The effect of FIC on the evoked activity of the large-scale brain model. a, Mean activity in each local brain area (with respect to the activity averaged over all brain areas) for each model obtained in response to 1000 different hypothetical task conditions. Tasks were simulated by imposing an external input Iexternal = 0.02 to the excitatory population of 10% of the brain areas, randomly selected. Dark colors indicate the areas composing the default mode network. b, Betweenness centrality (BC) of each brain area. BC was calculated from the anatomical connectivity matrix.
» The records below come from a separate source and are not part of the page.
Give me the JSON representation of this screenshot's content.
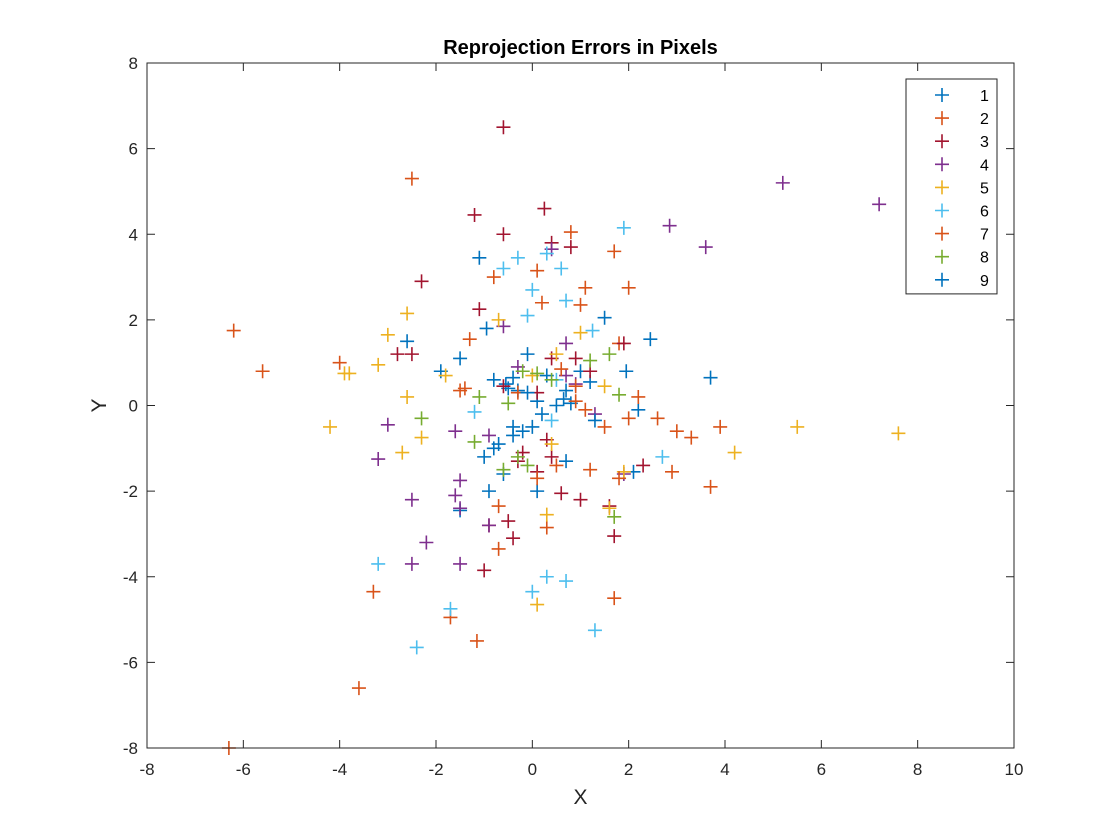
{
  "chart_data": {
    "type": "scatter",
    "title": "Reprojection Errors in Pixels",
    "xlabel": "X",
    "ylabel": "Y",
    "xlim": [
      -8,
      10
    ],
    "ylim": [
      -8,
      8
    ],
    "xticks": [
      "-8",
      "-6",
      "-4",
      "-2",
      "0",
      "2",
      "4",
      "6",
      "8",
      "10"
    ],
    "yticks": [
      "-8",
      "-6",
      "-4",
      "-2",
      "0",
      "2",
      "4",
      "6",
      "8"
    ],
    "marker": "+",
    "grid": false,
    "legend_position": "top-right",
    "series": [
      {
        "name": "1",
        "color": "#0072BD",
        "points": [
          [
            -1.1,
            3.45
          ],
          [
            -0.95,
            1.8
          ],
          [
            -2.6,
            1.5
          ],
          [
            -1.5,
            1.1
          ],
          [
            -1.9,
            0.8
          ],
          [
            -0.8,
            0.6
          ],
          [
            -0.55,
            0.5
          ],
          [
            -0.5,
            0.4
          ],
          [
            -0.3,
            0.35
          ],
          [
            -0.1,
            1.2
          ],
          [
            0.1,
            0.1
          ],
          [
            0.3,
            0.7
          ],
          [
            0.65,
            0.15
          ],
          [
            0.8,
            0.05
          ],
          [
            1.0,
            0.8
          ],
          [
            1.2,
            0.55
          ],
          [
            1.5,
            2.05
          ],
          [
            2.45,
            1.55
          ],
          [
            1.95,
            0.8
          ],
          [
            3.7,
            0.65
          ],
          [
            2.2,
            -0.1
          ],
          [
            2.1,
            -1.55
          ],
          [
            0.7,
            -1.3
          ],
          [
            0.1,
            -2.0
          ],
          [
            -0.9,
            -2.0
          ],
          [
            -1.5,
            -2.45
          ],
          [
            -0.6,
            -1.6
          ],
          [
            -1.0,
            -1.2
          ],
          [
            -0.4,
            -0.5
          ],
          [
            -0.2,
            -0.6
          ]
        ]
      },
      {
        "name": "2",
        "color": "#D95319",
        "points": [
          [
            -6.2,
            1.75
          ],
          [
            -5.6,
            0.8
          ],
          [
            -2.5,
            5.3
          ],
          [
            -1.4,
            0.4
          ],
          [
            -0.8,
            3.0
          ],
          [
            0.1,
            3.15
          ],
          [
            0.8,
            4.05
          ],
          [
            1.0,
            2.35
          ],
          [
            1.7,
            3.6
          ],
          [
            2.0,
            2.75
          ],
          [
            1.8,
            1.45
          ],
          [
            2.2,
            0.2
          ],
          [
            2.6,
            -0.3
          ],
          [
            3.0,
            -0.6
          ],
          [
            3.3,
            -0.75
          ],
          [
            3.9,
            -0.5
          ],
          [
            2.9,
            -1.55
          ],
          [
            3.7,
            -1.9
          ],
          [
            1.7,
            -4.5
          ],
          [
            -1.15,
            -5.5
          ],
          [
            -1.7,
            -4.95
          ],
          [
            -3.3,
            -4.35
          ],
          [
            -3.6,
            -6.6
          ],
          [
            -6.3,
            -8.0
          ],
          [
            0.3,
            -2.85
          ],
          [
            -0.7,
            -3.35
          ],
          [
            -0.7,
            -2.35
          ],
          [
            1.5,
            -0.5
          ],
          [
            1.2,
            -1.5
          ],
          [
            0.9,
            0.1
          ]
        ]
      },
      {
        "name": "3",
        "color": "#A2142F",
        "points": [
          [
            -0.6,
            6.5
          ],
          [
            0.25,
            4.6
          ],
          [
            -1.2,
            4.45
          ],
          [
            -0.6,
            4.0
          ],
          [
            0.4,
            3.8
          ],
          [
            0.8,
            3.7
          ],
          [
            -2.3,
            2.9
          ],
          [
            -1.1,
            2.25
          ],
          [
            -2.5,
            1.2
          ],
          [
            -2.8,
            1.2
          ],
          [
            -0.6,
            0.45
          ],
          [
            0.1,
            0.3
          ],
          [
            0.4,
            1.1
          ],
          [
            0.9,
            1.1
          ],
          [
            1.2,
            0.8
          ],
          [
            1.9,
            1.45
          ],
          [
            0.3,
            -0.8
          ],
          [
            0.4,
            -1.2
          ],
          [
            -0.2,
            -1.1
          ],
          [
            0.6,
            -2.05
          ],
          [
            1.0,
            -2.2
          ],
          [
            1.6,
            -2.35
          ],
          [
            1.7,
            -3.05
          ],
          [
            -0.4,
            -3.1
          ],
          [
            -0.5,
            -2.7
          ],
          [
            -0.9,
            -2.8
          ],
          [
            -1.0,
            -3.85
          ],
          [
            2.3,
            -1.4
          ],
          [
            0.1,
            -1.55
          ],
          [
            -0.3,
            -1.3
          ]
        ]
      },
      {
        "name": "4",
        "color": "#7E2F8E",
        "points": [
          [
            5.2,
            5.2
          ],
          [
            7.2,
            4.7
          ],
          [
            2.85,
            4.2
          ],
          [
            3.6,
            3.7
          ],
          [
            0.4,
            3.65
          ],
          [
            -0.6,
            1.85
          ],
          [
            0.7,
            1.45
          ],
          [
            0.9,
            0.5
          ],
          [
            -3.0,
            -0.45
          ],
          [
            -3.2,
            -1.25
          ],
          [
            -1.6,
            -0.6
          ],
          [
            -1.5,
            -1.75
          ],
          [
            -1.6,
            -2.1
          ],
          [
            -1.5,
            -2.4
          ],
          [
            -2.2,
            -3.2
          ],
          [
            -2.5,
            -3.7
          ],
          [
            -2.5,
            -2.2
          ],
          [
            -1.5,
            -3.7
          ],
          [
            -0.9,
            -2.8
          ],
          [
            -0.9,
            -0.7
          ],
          [
            1.9,
            -1.6
          ],
          [
            1.3,
            -0.2
          ],
          [
            0.7,
            0.7
          ],
          [
            -0.3,
            0.9
          ]
        ]
      },
      {
        "name": "5",
        "color": "#EDB120",
        "points": [
          [
            -4.2,
            -0.5
          ],
          [
            -3.9,
            0.75
          ],
          [
            -3.8,
            0.75
          ],
          [
            -3.2,
            0.95
          ],
          [
            -3.0,
            1.65
          ],
          [
            -2.6,
            2.15
          ],
          [
            -2.6,
            0.2
          ],
          [
            -2.7,
            -1.1
          ],
          [
            -2.3,
            -0.75
          ],
          [
            -1.8,
            0.7
          ],
          [
            -0.7,
            2.0
          ],
          [
            0.0,
            0.7
          ],
          [
            0.5,
            1.2
          ],
          [
            1.0,
            1.7
          ],
          [
            1.5,
            0.45
          ],
          [
            0.4,
            -0.9
          ],
          [
            0.3,
            -2.55
          ],
          [
            0.1,
            -4.65
          ],
          [
            1.6,
            -2.4
          ],
          [
            1.9,
            -1.55
          ],
          [
            4.2,
            -1.1
          ],
          [
            5.5,
            -0.5
          ],
          [
            7.6,
            -0.65
          ]
        ]
      },
      {
        "name": "6",
        "color": "#4DBEEE",
        "points": [
          [
            1.9,
            4.15
          ],
          [
            0.3,
            3.55
          ],
          [
            -0.3,
            3.45
          ],
          [
            -0.6,
            3.2
          ],
          [
            0.6,
            3.2
          ],
          [
            0.0,
            2.7
          ],
          [
            0.7,
            2.45
          ],
          [
            1.25,
            1.75
          ],
          [
            -0.1,
            2.1
          ],
          [
            0.5,
            0.6
          ],
          [
            -1.2,
            -0.15
          ],
          [
            0.4,
            -0.35
          ],
          [
            2.7,
            -1.2
          ],
          [
            0.3,
            -4.0
          ],
          [
            0.7,
            -4.1
          ],
          [
            0.0,
            -4.35
          ],
          [
            1.3,
            -5.25
          ],
          [
            -1.7,
            -4.75
          ],
          [
            -2.4,
            -5.65
          ],
          [
            -3.2,
            -3.7
          ]
        ]
      },
      {
        "name": "7",
        "color": "#D95319",
        "points": [
          [
            -4.0,
            1.0
          ],
          [
            -1.3,
            1.55
          ],
          [
            -1.5,
            0.35
          ],
          [
            0.2,
            2.4
          ],
          [
            1.1,
            2.75
          ],
          [
            0.6,
            0.85
          ],
          [
            1.1,
            -0.1
          ],
          [
            2.0,
            -0.3
          ],
          [
            1.8,
            -1.7
          ],
          [
            0.1,
            -1.7
          ],
          [
            0.5,
            -1.4
          ],
          [
            -0.3,
            0.3
          ],
          [
            0.9,
            0.45
          ]
        ]
      },
      {
        "name": "8",
        "color": "#77AC30",
        "points": [
          [
            -2.3,
            -0.3
          ],
          [
            -1.2,
            -0.85
          ],
          [
            -0.2,
            0.8
          ],
          [
            0.1,
            0.75
          ],
          [
            0.4,
            0.6
          ],
          [
            1.2,
            1.05
          ],
          [
            1.6,
            1.2
          ],
          [
            1.8,
            0.25
          ],
          [
            1.7,
            -2.6
          ],
          [
            -0.3,
            -1.2
          ],
          [
            -0.1,
            -1.4
          ],
          [
            -0.6,
            -1.5
          ],
          [
            -0.5,
            0.05
          ],
          [
            -1.1,
            0.2
          ]
        ]
      },
      {
        "name": "9",
        "color": "#0072BD",
        "points": [
          [
            -0.7,
            -0.9
          ],
          [
            -0.4,
            -0.7
          ],
          [
            0.0,
            -0.5
          ],
          [
            0.2,
            -0.2
          ],
          [
            0.5,
            0.0
          ],
          [
            0.7,
            0.35
          ],
          [
            1.3,
            -0.35
          ],
          [
            -0.1,
            0.3
          ],
          [
            -0.4,
            0.65
          ],
          [
            -0.8,
            -1.0
          ]
        ]
      }
    ]
  }
}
It represents the number of shortest paths passing through a given node. c, The default mode network is composed of midline frontal and parietal areas, posterior inferior parietal lobule, and medial and lateral temporal lobe regions. d, The entropy Hevoked of evoked binary patterns was calculated for different activity thresholds, defined as θ.SD, were SD is the standard deviation across all possible evoked responses. Bars indicate the reduction of entropy ΔH, for the three different models, for different values of θ (θ = 2.5, 3, or 4). ΔH was defined as ΔH = (Hmax − Hevoked)/Hmax, where Hmax is the maximum entropy for the set of n patterns, i.e., Hmax = log2(n). Error bars indicate estimation errors (50%) given by the quadratic extrapolation procedure, used for the entropy sampling bias correction. e, Entropy reduction when external stimuli are imposed to both the excitatory and the inhibitory populations. The values of θ are lower than in (d) to avoid patterns with null entries. f, The encoding accuracy of the models was calculated using the FI. The FI was calculated for various stimulus intensities (ΔI). The stimulus was applied to the excitatory population of both right and left LOCC; i.e., Iexternal = ΔI for rLOCC and lLOCC, and Iexternal = 0 for all other cortical areas. g, Evoked response of the network for the E–E model (top), the FFI model (middle), and for the FIC model (bottom). The colors indicate the intensity (ΔI) of the applied stimulus. The arrows indicate the stimulated nodes.